For Nicholas Mendes (pictured centre), head of growth at London broker John Charcol, the slower pace of price growth further strengthens the likelihood that the Bank will consider cutting interest rates in May. “Whether that move is 0.25 or even 0.5 percentage points remains to be seen, though the latter still seems unlikely,” Mendes reasoned. “However, any relief may prove short lived. The Bank expects inflation to rise again in April, potentially reaching 3.6%, driven by higher energy costs and seasonal pricing shifts. International factors are also adding complexity. While tariffs typically push prices up, they can also dampen global demand, which might help to contain inflation in the UK over the medium term. Ultimately, the Bank’s next move will depend on whether this latest dip in inflation is seen as the beginning of a longer-term trend or merely a temporary pause.”

For mortgage borrowers, the latest inflation figure is certainly a positive development, Mendes notes, but it is too early to say whether the tide has turned. “At the start of the year, markets had anticipated two Bank of England rate cuts in 2025,” he said. “That view was based on encouraging inflation trends and signs that the economy was beginning to cool. With energy prices stabilising and wage growth easing, there was a general sense that the Bank could begin to ease policy gradually without reigniting inflationary pressures. That outlook has since become more complicated. The recent escalation in US trade tensions has unsettled markets and introduced fresh risks. As a result, expectations have shifted. Markets are now pricing in up to four cuts this year, which would bring the base rate down to around 3.5%.” He added: “Questions around job security and the wider economic outlook are tempering borrower confidence. Sentiment is improving, but it is far from settled. For now, the environment is improving but stability is still a work in progress.”

Read more: Can the mortgage industry rise again?

How difficult a task awaits the Bank of England’s Monetary Policy Committee?

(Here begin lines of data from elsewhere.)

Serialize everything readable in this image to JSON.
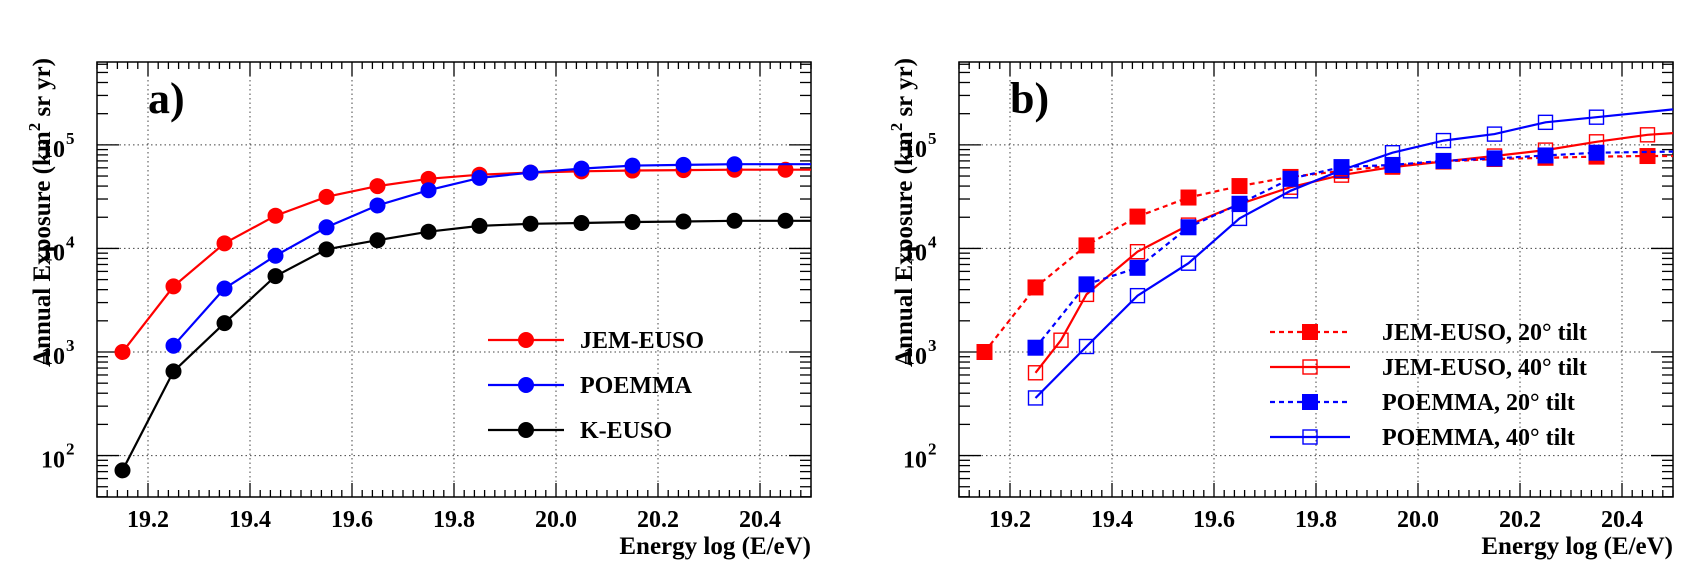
{
  "chart_data": [
    {
      "id": "a",
      "type": "line",
      "panel_label": "a)",
      "xlabel": "Energy log (E/eV)",
      "ylabel_main": "Annual Exposure (km",
      "ylabel_sup": "2",
      "ylabel_tail": " sr yr)",
      "xlim": [
        19.1,
        20.5
      ],
      "ylim_log10": [
        1.6,
        5.8
      ],
      "yscale": "log",
      "grid": true,
      "legend_position": "lower-right",
      "xticks": [
        19.2,
        19.4,
        19.6,
        19.8,
        20.0,
        20.2,
        20.4
      ],
      "xtick_labels": [
        "19.2",
        "19.4",
        "19.6",
        "19.8",
        "20.0",
        "20.2",
        "20.4"
      ],
      "yticks": [
        {
          "base": "10",
          "exp": "2",
          "log10": 2
        },
        {
          "base": "10",
          "exp": "3",
          "log10": 3
        },
        {
          "base": "10",
          "exp": "4",
          "log10": 4
        },
        {
          "base": "10",
          "exp": "5",
          "log10": 5
        }
      ],
      "series": [
        {
          "name": "JEM-EUSO",
          "color": "#ff0000",
          "marker": "circle",
          "dash": "solid",
          "points": [
            [
              19.15,
              1000
            ],
            [
              19.25,
              4300
            ],
            [
              19.35,
              11200
            ],
            [
              19.45,
              20700
            ],
            [
              19.55,
              31500
            ],
            [
              19.65,
              40000
            ],
            [
              19.75,
              47000
            ],
            [
              19.85,
              51500
            ],
            [
              19.95,
              54000
            ],
            [
              20.05,
              55500
            ],
            [
              20.15,
              56500
            ],
            [
              20.25,
              57000
            ],
            [
              20.35,
              57500
            ],
            [
              20.45,
              57500
            ]
          ],
          "line_to": [
            20.5,
            57500
          ]
        },
        {
          "name": "POEMMA",
          "color": "#0000ff",
          "marker": "circle",
          "dash": "solid",
          "points": [
            [
              19.25,
              1150
            ],
            [
              19.35,
              4100
            ],
            [
              19.45,
              8500
            ],
            [
              19.55,
              16000
            ],
            [
              19.65,
              26000
            ],
            [
              19.75,
              36500
            ],
            [
              19.85,
              48000
            ],
            [
              19.95,
              54000
            ],
            [
              20.05,
              59000
            ],
            [
              20.15,
              63000
            ],
            [
              20.25,
              64000
            ],
            [
              20.35,
              65000
            ]
          ],
          "line_to": [
            20.5,
            65000
          ]
        },
        {
          "name": "K-EUSO",
          "color": "#000000",
          "marker": "circle",
          "dash": "solid",
          "points": [
            [
              19.15,
              72
            ],
            [
              19.25,
              650
            ],
            [
              19.35,
              1900
            ],
            [
              19.45,
              5400
            ],
            [
              19.55,
              9800
            ],
            [
              19.65,
              12000
            ],
            [
              19.75,
              14500
            ],
            [
              19.85,
              16500
            ],
            [
              19.95,
              17300
            ],
            [
              20.05,
              17600
            ],
            [
              20.15,
              18000
            ],
            [
              20.25,
              18200
            ],
            [
              20.35,
              18500
            ],
            [
              20.45,
              18500
            ]
          ],
          "line_to": [
            20.5,
            18500
          ]
        }
      ]
    },
    {
      "id": "b",
      "type": "line",
      "panel_label": "b)",
      "xlabel": "Energy log (E/eV)",
      "ylabel_main": "Annual Exposure (km",
      "ylabel_sup": "2",
      "ylabel_tail": " sr yr)",
      "xlim": [
        19.1,
        20.5
      ],
      "ylim_log10": [
        1.6,
        5.8
      ],
      "yscale": "log",
      "grid": true,
      "legend_position": "lower-right",
      "xticks": [
        19.2,
        19.4,
        19.6,
        19.8,
        20.0,
        20.2,
        20.4
      ],
      "xtick_labels": [
        "19.2",
        "19.4",
        "19.6",
        "19.8",
        "20.0",
        "20.2",
        "20.4"
      ],
      "yticks": [
        {
          "base": "10",
          "exp": "2",
          "log10": 2
        },
        {
          "base": "10",
          "exp": "3",
          "log10": 3
        },
        {
          "base": "10",
          "exp": "4",
          "log10": 4
        },
        {
          "base": "10",
          "exp": "5",
          "log10": 5
        }
      ],
      "series": [
        {
          "name": "JEM-EUSO, 20° tilt",
          "color": "#ff0000",
          "marker": "square-filled",
          "dash": "dotted",
          "points": [
            [
              19.15,
              1000
            ],
            [
              19.25,
              4200
            ],
            [
              19.35,
              10700
            ],
            [
              19.45,
              20300
            ],
            [
              19.55,
              31000
            ],
            [
              19.65,
              40000
            ],
            [
              19.75,
              49000
            ],
            [
              19.85,
              56000
            ],
            [
              19.95,
              63000
            ],
            [
              20.05,
              69000
            ],
            [
              20.15,
              73000
            ],
            [
              20.25,
              75000
            ],
            [
              20.35,
              77000
            ],
            [
              20.45,
              78000
            ]
          ],
          "line_to": [
            20.5,
            78000
          ]
        },
        {
          "name": "JEM-EUSO, 40° tilt",
          "color": "#ff0000",
          "marker": "square-open",
          "dash": "solid",
          "points": [
            [
              19.25,
              630
            ],
            [
              19.3,
              1300
            ],
            [
              19.35,
              3600
            ],
            [
              19.45,
              9300
            ],
            [
              19.55,
              16800
            ],
            [
              19.65,
              26800
            ],
            [
              19.75,
              39000
            ],
            [
              19.85,
              51000
            ],
            [
              19.95,
              61000
            ],
            [
              20.05,
              69000
            ],
            [
              20.15,
              78000
            ],
            [
              20.25,
              89000
            ],
            [
              20.35,
              107000
            ],
            [
              20.45,
              125000
            ]
          ],
          "line_to": [
            20.5,
            130000
          ]
        },
        {
          "name": "POEMMA, 20° tilt",
          "color": "#0000ff",
          "marker": "square-filled",
          "dash": "dotted",
          "points": [
            [
              19.25,
              1100
            ],
            [
              19.35,
              4500
            ],
            [
              19.45,
              6500
            ],
            [
              19.55,
              16000
            ],
            [
              19.65,
              27000
            ],
            [
              19.75,
              47000
            ],
            [
              19.85,
              61000
            ],
            [
              19.95,
              64000
            ],
            [
              20.05,
              70000
            ],
            [
              20.15,
              74000
            ],
            [
              20.25,
              79000
            ],
            [
              20.35,
              84000
            ]
          ],
          "line_to": [
            20.5,
            86000
          ]
        },
        {
          "name": "POEMMA, 40° tilt",
          "color": "#0000ff",
          "marker": "square-open",
          "dash": "solid",
          "points": [
            [
              19.25,
              360
            ],
            [
              19.35,
              1130
            ],
            [
              19.45,
              3500
            ],
            [
              19.55,
              7200
            ],
            [
              19.65,
              19500
            ],
            [
              19.75,
              36000
            ],
            [
              19.85,
              57000
            ],
            [
              19.95,
              84000
            ],
            [
              20.05,
              110000
            ],
            [
              20.15,
              127000
            ],
            [
              20.25,
              165000
            ],
            [
              20.35,
              185000
            ]
          ],
          "line_to": [
            20.5,
            220000
          ]
        }
      ]
    }
  ]
}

Bob Singh (pictured right), specialist mortgage adviser at Chess Mortgages, believes the fall in inflation gives rise to the prospect of a base rate cut in May, but observes that the Bank faces a challenging balancing act in its decision. “We have seen many lenders cutting rates over the last fortnight, and today’s news is likely to spur other lender to follow suit,” Singh predicted. “Once the higher cost of living is factored in for April, inflation is however expected to rise again which may slow down further cuts expected later in Q3 and Q4. It will be a difficult time for the Monetary Policy Committee in trying to balance rates and inflation.”

According to John Phillips, CEO of Just Mortgages and Spicerhaart estate agents, the fall in inflation is ‘a bit of a hollow victory’, given that the new financial year brings new tax changes and price hikes which will, he suggests, undoubtedly add fuel to the inflationary fire, “What is good news is that a positive reading on inflation is likely to help influence the MPC’s decision next month on interest rates, as will the need to stimulate growth amid the threat of economic uncertainty,” Phillips said. “What we do know is consumers are the winners of increasing competition among lenders.”

Meanwhile, Mark Harris, chief executive of mortgage broker SPF Private Clients, considers that the fall in inflation will make it easier for the Bank of England to cut rates again sooner rather than later. "Another rate reduction would help boost affordability, and would be particularly timely now that the Stamp Duty concession has ended,” Harris said.

Finally, Ben Thompson, deputy CEO of Mortgage Advice Bureau, envisages that the latest inflation update reading might be the last good one for a few months. “Trying to work out where that all may or may not go is like fumbling through a thick fog blindfolded,” Thompson said. “So let’s enjoy it while we can.”